Recuerdo haberme interrumpido de repente al llegar aquí. Qué extraño era que, una vez preparado y previsto todo de la forma más armoniosa, apareciese un detalle secundario, igual que cuando estás haciendo el equipaje y de golpe y porrazo te das cuenta de que has olvidado meter cierta fruslería fastidiosa... sí, esos objetos tan carentes de escrúpulos existen. Habría que decir, a fin de justificarme, que el asunto de la maleta fue el único que decidí modificar: todo lo demás siguió tal como lo había planeado desde hacía mucho tiempo, tal vez desde hacía varios meses, tal vez en el segundo mismo en que vi a un vagabundo que, dormido sobre la hierba, tenía exactamente el mismo aspecto que mi cadáver. No, pensé ahora, mejor será que no me lleve la maleta; siempre cabe el riesgo de que me vean salir con ella.

—No me la llevo —dije en voz alta, y seguí caminando de un lado para otro.

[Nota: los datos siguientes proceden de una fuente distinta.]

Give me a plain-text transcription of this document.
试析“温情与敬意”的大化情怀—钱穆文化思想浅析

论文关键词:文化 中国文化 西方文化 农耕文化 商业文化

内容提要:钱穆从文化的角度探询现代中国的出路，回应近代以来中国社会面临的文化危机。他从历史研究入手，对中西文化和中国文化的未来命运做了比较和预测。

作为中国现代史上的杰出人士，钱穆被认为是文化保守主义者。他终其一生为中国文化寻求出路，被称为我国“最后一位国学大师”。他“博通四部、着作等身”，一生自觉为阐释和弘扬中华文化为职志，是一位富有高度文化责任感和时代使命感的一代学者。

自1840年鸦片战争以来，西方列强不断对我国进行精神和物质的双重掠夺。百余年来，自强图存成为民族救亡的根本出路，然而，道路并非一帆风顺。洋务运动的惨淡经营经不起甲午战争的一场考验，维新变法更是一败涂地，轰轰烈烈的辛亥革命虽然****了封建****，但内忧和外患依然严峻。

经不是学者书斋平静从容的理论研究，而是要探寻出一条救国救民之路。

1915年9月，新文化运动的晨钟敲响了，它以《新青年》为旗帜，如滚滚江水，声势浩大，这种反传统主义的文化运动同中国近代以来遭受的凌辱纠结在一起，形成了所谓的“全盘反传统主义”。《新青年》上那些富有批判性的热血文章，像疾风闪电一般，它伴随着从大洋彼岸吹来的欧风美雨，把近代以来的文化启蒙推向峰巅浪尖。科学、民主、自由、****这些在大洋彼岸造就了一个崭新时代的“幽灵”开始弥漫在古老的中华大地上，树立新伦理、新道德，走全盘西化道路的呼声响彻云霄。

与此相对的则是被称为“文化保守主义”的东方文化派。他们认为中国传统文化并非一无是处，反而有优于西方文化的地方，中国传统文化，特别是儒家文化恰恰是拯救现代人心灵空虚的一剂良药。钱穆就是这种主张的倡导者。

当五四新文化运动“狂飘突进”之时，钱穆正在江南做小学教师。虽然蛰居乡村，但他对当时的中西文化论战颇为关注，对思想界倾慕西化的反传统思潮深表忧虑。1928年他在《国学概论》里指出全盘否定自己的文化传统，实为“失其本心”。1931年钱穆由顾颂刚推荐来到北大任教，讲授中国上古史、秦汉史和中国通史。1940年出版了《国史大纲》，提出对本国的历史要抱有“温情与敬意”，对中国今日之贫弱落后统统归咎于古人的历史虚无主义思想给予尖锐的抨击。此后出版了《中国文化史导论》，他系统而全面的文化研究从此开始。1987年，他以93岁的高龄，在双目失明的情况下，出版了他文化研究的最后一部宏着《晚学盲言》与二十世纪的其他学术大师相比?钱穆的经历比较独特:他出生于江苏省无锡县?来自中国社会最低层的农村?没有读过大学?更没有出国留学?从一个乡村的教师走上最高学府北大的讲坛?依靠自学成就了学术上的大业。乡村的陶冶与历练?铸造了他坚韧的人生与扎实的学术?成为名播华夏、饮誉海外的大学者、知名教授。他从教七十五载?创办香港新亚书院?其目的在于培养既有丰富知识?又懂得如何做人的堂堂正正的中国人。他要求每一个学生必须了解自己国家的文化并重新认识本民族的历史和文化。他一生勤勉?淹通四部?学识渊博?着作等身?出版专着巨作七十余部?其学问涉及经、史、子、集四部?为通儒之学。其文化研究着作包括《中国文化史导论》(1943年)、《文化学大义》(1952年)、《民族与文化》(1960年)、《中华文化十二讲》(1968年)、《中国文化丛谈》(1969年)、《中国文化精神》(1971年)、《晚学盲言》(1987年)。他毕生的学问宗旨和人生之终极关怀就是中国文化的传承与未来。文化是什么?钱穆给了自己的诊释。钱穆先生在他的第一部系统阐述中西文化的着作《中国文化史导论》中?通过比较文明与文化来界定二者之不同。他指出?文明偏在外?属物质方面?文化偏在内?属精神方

¿Cómo podría olvidar la mañana del 9 de marzo? En relación con las mañanas corrientes, aquélla fue fría y pálida; durante la noche había caído algo de nieve, y todos los porteros estaban barriendo su trozo de acera, en cuyo borde se estaba formando una baja serranía nevada, pero el asfalto ya se encontraba despejado y vacío, aunque un poco embarrado. Lydia siguió durmiendo en paz. Todo estaba en silencio. Comencé la tarea de vestirme. Así lo hice: dos camisas, la una sobre la otra: la de ayer encima, pues era para él. Calzoncillos, dos pares también; y, del mismo modo, los de encima le estaban destinados a él. Después preparé un paquetito que contenía un juego de manicura, cosas de afeitar, y un calzador. Por si se me olvidaba luego, me metí inmediatamente este paquete en el bolsillo del gabán, que estaba colgado en el vestíbulo. Luego me puse dos pares de calcetines (los de encima con un agujero), zapatos negros, polainas gris rata; y, así acicalado, es decir elegantemente calzado pero todavía en ropa interior, me planté un momento en mitad del dormitorio y pasé revista a lo hecho con el fin de establecer si todo concordaba con mi plan. Como recordé que haría falta otro par de ligas, conseguí lo que buscaba, unas ligas viejas, y las añadí al paquete, lo cual me obligó a salir de nuevo al vestíbulo. Finalmente, escogí mi corbata lila preferida y un grueso traje gris oscuro que me había puesto últimamente con cierta frecuencia. Distribuí los siguientes objetos entre mil bolsillos: la cartera (con unos mil quinientos marcos), el pasaporte, diversos pedacitos de papel con direcciones, cuentas.